Tuesday, November 26, 2013

Once You Use Bitcoin You Can’t Go ‘Back’ — And That’s Its Fatal Flaw

Once You Use Bitcoin You Can’t Go ‘Back’ — And That’s Its Fatal Flaw

Banks rely on the reversibility feature every day to stop fraudulent activities. Bitcoin robbery casesaren’t just rising because of interest in the currency — the most recent is a European bitcoin payment processor losing $1M after a DDoS attack — they’re rising because robbing a bank online involves much less friction than doing so in person.

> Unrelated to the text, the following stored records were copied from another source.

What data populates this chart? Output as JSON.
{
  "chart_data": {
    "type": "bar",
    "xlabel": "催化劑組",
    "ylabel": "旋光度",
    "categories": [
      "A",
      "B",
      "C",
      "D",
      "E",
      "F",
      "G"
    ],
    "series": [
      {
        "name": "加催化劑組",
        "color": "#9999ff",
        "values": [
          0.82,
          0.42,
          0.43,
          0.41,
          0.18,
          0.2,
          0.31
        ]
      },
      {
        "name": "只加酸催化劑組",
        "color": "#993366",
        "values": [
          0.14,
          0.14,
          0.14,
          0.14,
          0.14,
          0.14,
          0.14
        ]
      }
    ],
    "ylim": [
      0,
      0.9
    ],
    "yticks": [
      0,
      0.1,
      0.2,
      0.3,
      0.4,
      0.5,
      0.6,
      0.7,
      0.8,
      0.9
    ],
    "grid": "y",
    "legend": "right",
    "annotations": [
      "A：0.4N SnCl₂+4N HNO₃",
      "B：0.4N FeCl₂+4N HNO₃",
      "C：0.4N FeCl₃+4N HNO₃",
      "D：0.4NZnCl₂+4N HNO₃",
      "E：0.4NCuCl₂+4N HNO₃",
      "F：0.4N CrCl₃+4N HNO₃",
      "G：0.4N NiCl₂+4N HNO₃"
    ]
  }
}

  • To steal a million dollars hidden under mattresses, a thief needs to break into thousands of homes.
  • To steal a million dollars from a typical business’s bank account, thieves need to transfer it to a network of roughly 100 money mules.
  • Each mule must then withdraw less than $10,000 from their account within a short period of time, take the cash to Western Union, and wire the money to the thieves. (This is why those running the mules can claim up to 40-50 percent of the take!)
To steal a million dollars worth of bitcoins stored by a business, however, a thief only needs the private key. Likewise, to steal $1000 worth of bitcoins each from 1000 people, the thief only needs to have his or her bot software running on enough victims with enough bitcoins to automate the process.
This means bitcoins should never be “stored” on an internet-connected device. That includes our computers and our smartphones. (And have you heard the one about the guy who keeps his key on his finger?) Let’s pause for a moment to reflect on that: What sort of online currency requires using offline computers and objects for all storage?
Now, it is theoretically true that stolen coins could be blocked. If a portion of the network blocks stolen bitcoins today, then the same mechanism could block bitcoins that passed through black markets or offshore exchanges (such as BTC-e) that don’t implement anti-money-laundering protections. Yet the bitcoin community strongly resists the idea of blacklists, because it eliminates fungibility — the notion that all bitcoins are identical — which is essential for a currency. If every dollar used in a drug deal couldn’t be used again, would dollars work as currency? Especially if, sometime after acceptance, a dollar becomes void and blacklisted after the fact because of its previous involvement in a crime?